When it comes to food, politicians often ignore the biggest wins

When it comes to food, politicians often ignore the biggest wins

To mark World Food Day, Vicki Hird looks at how the needs of nature and humans can and should be met through changes throughout our food system.

Today, 16th October, marks World Food Day, commemorating the day the United Nations Food and Agriculture Organization (FAO) was created.  

After 80 years of existence, I wonder whether the FAO has enough power and the right governance to deliver on its aims of “creating a peaceful, sustainable, prosperous, and food-secure future”. 

There is a lot of money to be made by the food industry in maintaining the status quo - from the traders and financiers to those selling inputs to farmers.  

Yet we’re seeing this status quo simply isn’t working any more. 
 

People and wildlife are suffering from a food system that isn’t working

Modern farming in many parts of the world has been hugely successful in terms of yields, but we still have between 638 and 720 million people globally facing hunger in 2024. Also notably, for the first time, there are more children in the world who are obese than underweighti - a different form of malnutrition.  

Farmers globally have an ever-shrinking share of the food pound and struggle to pay workers and treat the land and animals well.  

Fishers and the marine environment are also suffering through over-exploitation of stocks and use of damaging practices for a rapacious food system.  

Most crucially is the alarming evidence demonstrating just how rapidly we are eroding the natural systems on which we depend.  


From soil to sea, ecosystems are failing: who’s accountable?

Our ecosystems, like soil, and natural pollination services are in a bad way. The UK State of Nature report shows how our pest predators, pollinators and water systems have been in decline since the 1970s.ii One in six UK fish stocks are overfished and yet are still being fished beyond their safe limits, including core species like Celtic Sea cod and haddock.iii  

Something is not working – for us, for nature, for farmers, for fisherfolk.
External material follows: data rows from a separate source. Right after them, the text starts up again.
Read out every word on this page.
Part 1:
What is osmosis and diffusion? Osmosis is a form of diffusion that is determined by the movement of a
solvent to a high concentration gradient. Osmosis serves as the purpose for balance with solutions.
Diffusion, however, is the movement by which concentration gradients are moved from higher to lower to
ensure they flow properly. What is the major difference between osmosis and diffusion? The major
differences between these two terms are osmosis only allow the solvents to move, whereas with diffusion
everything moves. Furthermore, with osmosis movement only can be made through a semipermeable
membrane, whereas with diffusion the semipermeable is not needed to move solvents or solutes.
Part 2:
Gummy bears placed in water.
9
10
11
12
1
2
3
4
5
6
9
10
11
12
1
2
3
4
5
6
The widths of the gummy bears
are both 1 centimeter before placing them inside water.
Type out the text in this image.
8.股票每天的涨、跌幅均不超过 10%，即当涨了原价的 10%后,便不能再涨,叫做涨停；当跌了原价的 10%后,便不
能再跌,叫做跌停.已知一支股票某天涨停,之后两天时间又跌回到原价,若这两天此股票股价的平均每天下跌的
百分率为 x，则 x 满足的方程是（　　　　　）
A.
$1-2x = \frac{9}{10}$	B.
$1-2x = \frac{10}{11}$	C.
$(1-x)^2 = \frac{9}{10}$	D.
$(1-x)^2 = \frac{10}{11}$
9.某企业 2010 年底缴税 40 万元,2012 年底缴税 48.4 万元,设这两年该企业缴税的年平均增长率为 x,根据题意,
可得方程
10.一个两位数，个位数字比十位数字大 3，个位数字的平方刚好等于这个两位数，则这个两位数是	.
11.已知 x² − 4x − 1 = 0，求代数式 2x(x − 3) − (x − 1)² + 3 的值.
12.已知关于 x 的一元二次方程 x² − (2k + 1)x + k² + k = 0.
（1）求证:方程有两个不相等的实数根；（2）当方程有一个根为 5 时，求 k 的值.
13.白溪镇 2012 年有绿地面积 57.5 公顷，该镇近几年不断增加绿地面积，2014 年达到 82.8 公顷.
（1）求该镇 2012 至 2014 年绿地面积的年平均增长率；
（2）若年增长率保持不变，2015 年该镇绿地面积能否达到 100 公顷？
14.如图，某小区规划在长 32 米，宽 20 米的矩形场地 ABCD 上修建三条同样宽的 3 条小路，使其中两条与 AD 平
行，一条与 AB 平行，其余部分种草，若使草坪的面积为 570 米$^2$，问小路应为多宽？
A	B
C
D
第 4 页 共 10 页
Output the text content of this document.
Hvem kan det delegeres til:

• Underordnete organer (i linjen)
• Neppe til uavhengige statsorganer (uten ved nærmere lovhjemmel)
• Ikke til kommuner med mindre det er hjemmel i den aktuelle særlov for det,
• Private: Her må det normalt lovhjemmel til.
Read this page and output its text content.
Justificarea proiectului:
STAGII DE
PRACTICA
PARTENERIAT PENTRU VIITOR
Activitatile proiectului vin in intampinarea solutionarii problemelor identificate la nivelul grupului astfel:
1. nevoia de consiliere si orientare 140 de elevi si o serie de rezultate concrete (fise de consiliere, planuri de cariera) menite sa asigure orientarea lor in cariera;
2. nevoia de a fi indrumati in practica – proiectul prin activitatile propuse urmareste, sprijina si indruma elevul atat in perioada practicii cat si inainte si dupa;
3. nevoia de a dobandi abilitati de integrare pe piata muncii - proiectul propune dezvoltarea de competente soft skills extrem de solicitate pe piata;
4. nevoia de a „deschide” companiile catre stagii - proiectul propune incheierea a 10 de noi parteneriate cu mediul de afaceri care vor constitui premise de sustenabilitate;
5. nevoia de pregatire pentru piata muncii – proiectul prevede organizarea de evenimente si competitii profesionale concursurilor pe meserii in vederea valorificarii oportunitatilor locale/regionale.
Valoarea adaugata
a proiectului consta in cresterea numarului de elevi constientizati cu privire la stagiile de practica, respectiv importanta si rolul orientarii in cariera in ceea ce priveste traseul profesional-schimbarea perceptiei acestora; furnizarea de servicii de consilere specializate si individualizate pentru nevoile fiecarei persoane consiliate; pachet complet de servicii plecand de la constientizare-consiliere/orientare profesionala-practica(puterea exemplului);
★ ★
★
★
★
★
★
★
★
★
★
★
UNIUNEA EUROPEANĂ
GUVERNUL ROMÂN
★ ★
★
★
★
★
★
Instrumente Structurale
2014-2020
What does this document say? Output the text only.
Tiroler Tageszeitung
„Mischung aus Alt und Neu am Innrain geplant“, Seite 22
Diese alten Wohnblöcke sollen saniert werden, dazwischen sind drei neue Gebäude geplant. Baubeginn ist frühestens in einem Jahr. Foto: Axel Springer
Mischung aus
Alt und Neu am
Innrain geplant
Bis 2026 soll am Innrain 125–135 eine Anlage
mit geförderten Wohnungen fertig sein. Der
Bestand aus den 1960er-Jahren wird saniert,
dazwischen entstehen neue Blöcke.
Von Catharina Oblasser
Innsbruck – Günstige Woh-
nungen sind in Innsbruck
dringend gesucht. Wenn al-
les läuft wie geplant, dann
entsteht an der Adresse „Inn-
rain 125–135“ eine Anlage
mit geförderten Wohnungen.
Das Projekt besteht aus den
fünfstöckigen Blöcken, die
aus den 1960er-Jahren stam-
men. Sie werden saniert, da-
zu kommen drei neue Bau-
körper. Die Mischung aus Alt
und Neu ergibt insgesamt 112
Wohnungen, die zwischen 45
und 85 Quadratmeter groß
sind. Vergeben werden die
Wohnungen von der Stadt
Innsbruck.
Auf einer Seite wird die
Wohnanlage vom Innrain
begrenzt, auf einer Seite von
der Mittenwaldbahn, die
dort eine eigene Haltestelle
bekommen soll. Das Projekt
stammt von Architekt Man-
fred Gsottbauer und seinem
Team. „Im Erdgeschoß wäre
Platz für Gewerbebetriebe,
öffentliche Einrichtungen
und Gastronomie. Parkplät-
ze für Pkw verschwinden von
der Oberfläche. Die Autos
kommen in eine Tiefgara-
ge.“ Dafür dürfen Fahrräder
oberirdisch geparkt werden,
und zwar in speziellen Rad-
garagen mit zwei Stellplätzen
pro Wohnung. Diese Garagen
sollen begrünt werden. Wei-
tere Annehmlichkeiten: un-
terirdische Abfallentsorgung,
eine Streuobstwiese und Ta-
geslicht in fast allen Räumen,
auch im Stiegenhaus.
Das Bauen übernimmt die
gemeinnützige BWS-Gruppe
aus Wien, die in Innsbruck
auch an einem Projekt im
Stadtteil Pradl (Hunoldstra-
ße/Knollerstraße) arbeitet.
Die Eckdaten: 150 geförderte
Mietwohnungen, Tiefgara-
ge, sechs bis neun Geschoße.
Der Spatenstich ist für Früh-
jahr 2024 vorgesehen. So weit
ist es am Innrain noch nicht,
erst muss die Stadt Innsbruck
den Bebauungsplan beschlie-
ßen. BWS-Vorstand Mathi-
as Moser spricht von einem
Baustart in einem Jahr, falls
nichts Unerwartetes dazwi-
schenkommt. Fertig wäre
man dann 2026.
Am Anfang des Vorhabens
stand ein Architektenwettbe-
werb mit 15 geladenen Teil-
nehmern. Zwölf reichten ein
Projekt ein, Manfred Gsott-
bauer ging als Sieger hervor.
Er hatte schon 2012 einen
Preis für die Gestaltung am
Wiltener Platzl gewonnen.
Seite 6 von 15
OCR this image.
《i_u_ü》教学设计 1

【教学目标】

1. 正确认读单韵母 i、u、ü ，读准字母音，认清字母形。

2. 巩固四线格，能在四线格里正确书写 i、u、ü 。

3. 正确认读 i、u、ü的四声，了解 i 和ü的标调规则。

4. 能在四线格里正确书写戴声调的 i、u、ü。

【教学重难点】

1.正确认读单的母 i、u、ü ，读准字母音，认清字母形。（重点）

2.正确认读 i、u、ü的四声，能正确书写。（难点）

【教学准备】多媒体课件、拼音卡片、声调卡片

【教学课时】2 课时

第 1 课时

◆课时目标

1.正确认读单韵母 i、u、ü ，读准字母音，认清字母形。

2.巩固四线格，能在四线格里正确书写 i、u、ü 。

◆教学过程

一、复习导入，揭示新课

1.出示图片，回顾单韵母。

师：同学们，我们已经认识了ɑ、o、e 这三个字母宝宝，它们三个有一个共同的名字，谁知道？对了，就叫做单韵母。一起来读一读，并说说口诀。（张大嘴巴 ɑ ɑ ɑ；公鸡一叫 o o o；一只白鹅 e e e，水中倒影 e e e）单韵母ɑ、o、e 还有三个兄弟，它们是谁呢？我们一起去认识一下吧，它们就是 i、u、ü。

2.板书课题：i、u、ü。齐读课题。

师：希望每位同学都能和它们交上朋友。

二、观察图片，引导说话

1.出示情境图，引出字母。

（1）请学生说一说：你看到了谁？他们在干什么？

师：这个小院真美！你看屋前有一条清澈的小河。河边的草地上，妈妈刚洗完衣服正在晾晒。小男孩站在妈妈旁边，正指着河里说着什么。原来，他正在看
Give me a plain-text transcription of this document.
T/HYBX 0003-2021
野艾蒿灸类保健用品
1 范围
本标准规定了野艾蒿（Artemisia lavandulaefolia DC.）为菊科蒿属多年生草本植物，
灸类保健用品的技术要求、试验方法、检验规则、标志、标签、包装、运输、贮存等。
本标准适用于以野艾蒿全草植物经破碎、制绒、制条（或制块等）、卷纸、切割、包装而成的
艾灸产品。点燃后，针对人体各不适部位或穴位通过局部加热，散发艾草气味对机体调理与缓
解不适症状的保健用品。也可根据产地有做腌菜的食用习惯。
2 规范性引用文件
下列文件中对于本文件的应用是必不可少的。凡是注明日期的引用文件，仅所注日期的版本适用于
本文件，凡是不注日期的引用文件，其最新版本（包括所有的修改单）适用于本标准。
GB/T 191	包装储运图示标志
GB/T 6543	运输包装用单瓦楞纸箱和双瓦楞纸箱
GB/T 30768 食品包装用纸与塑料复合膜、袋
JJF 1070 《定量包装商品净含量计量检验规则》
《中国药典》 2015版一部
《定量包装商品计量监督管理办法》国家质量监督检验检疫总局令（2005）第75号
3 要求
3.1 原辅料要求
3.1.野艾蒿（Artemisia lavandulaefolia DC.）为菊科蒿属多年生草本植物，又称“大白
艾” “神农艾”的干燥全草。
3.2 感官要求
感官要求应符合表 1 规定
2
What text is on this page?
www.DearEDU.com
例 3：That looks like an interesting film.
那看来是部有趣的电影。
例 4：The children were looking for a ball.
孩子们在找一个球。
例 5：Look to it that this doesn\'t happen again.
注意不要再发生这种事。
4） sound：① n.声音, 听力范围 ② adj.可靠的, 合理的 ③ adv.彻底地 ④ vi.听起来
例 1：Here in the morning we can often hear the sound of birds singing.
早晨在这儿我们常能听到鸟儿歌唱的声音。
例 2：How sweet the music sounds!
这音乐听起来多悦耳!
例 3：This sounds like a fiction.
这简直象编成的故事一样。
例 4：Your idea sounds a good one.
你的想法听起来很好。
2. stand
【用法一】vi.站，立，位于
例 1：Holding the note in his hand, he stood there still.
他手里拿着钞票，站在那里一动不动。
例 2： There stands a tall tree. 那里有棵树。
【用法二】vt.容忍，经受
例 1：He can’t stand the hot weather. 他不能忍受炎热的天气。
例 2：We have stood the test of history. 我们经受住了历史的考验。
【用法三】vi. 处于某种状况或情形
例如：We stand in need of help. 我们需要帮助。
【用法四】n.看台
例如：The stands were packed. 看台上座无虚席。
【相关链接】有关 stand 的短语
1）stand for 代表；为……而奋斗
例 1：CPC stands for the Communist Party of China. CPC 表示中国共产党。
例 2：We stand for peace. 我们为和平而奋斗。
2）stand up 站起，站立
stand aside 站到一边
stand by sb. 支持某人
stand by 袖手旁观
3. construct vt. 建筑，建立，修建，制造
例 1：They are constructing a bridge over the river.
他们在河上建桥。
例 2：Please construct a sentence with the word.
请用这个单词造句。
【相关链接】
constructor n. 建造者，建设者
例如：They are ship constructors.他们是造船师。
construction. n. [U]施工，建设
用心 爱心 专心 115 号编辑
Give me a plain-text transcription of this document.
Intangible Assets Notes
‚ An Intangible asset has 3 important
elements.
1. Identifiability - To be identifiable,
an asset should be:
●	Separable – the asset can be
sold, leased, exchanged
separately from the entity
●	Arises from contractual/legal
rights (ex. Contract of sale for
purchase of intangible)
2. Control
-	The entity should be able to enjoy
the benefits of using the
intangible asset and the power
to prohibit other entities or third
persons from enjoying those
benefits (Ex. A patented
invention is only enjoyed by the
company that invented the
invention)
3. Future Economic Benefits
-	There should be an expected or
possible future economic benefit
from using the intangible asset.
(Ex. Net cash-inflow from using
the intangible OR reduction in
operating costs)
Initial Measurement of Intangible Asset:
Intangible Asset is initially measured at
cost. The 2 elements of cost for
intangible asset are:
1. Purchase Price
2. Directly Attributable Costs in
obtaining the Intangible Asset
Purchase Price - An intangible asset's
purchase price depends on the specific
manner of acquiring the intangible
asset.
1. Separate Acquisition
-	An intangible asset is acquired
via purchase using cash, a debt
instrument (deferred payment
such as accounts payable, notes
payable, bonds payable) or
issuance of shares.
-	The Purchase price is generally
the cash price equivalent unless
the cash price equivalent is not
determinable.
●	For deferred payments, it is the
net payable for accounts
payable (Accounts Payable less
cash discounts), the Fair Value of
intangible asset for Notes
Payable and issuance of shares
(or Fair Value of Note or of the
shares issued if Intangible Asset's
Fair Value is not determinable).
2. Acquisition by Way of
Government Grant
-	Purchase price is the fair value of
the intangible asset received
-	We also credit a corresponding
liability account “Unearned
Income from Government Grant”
And whilst there are many drivers for this including poverty and inequality, conflicts and (the highly relevant) climate crisisiv, we also need to look hard at whether we have the right levers being pulled by the right players.  

Are those profiting from the cheap food agenda and the global trade in low-cost food commodities having too much influence over national decisions and regulations? 


Feeding us means protecting nature  

Other than pollination by bees and the role of earthworms, the rest of the work done by nature in our food system is often overlooked and poorly understood. Almost all our food supply needs nature.  

From the insects, microbes, fungi, spiders, slugs and plants creating a rich soil medium for us to grow food in, to the vast range of pollinating invertebrates and the amazing work of the snails, fungi and fish breaking down plant matter so nutrients in them can be reused.  

Putting a figure on the human value of all these nature services is extremely difficult. The ONS suggests the total asset value of ecosystem services alone in England was £5.431billion for agriculture in 2020 but that does not cover all the assets related to food productionv 

The UK Government’s Food Security Report 2024vi makes it clear that climate change and ecological breakdown pose existential threats to food security.  

It’s a vast natural workforce out there, and we should be looking after it far better than we are.  
 

We must rethink our use of land and sea to break free from harmful food systems 

Half of the world’s habitable land is used for agriculture. Around 70% of all UK land is farmed. As our recent report on the UK pig and poultry sector showed, a huge amount of land is used for feeding animals and for accommodating the unsustainable levels of manure that they make.  

We also allocate land for sugar, for producing biofuels, and producing crops for foods that are making us ill. 

Why are we not allocating land use wisely? It is partly because we are locked into ways of eating, cooking, and dining designed and derived by large corporate interests. 

We can and must be better at using the land to produce healthy food for us, make space for nature and protect ecosystems everywhere. This also goes for fish and other food from the marine environment. 

Overfishing, pollution, mismanagement of stocks and the continued use of damaging practices like bottom trawling show we are doing the same to the precious marine natural environment.  

This has all made food ingredients cheap and plentiful but at the expense of nature and our health, and at the very real risk of collapsing the ecosystems we depend on.  
 

System changes could bring food security and protect nature 

Our new 25-year vision for food and farming sets out where we need to make significant changes to how we design our food system. Our approach echoes the detailed proposals in a new Government-funded 2050 Roadmap designed by UK universities for changing the whole food system so it is resilientvii.

As the new UK Government team at the head of Defra considers all its decisions – from a food strategy to achieve a Good Food Cyle, to a land use strategy to manage all the competing demands - it must consider the essential nature of ecosystems. 

The solutions are already well known for diverse nature-friendly farming, sustainable fishing, agroecological diets and a just transition for those providing us with food. Society just needs to have a stronger say in decision making and via governance structures than those interested in short-term profits. 

World Food Day is an international day celebrated on 16th October, to commemorate the day the United Nations Food and Agriculture Organization was created in 1945.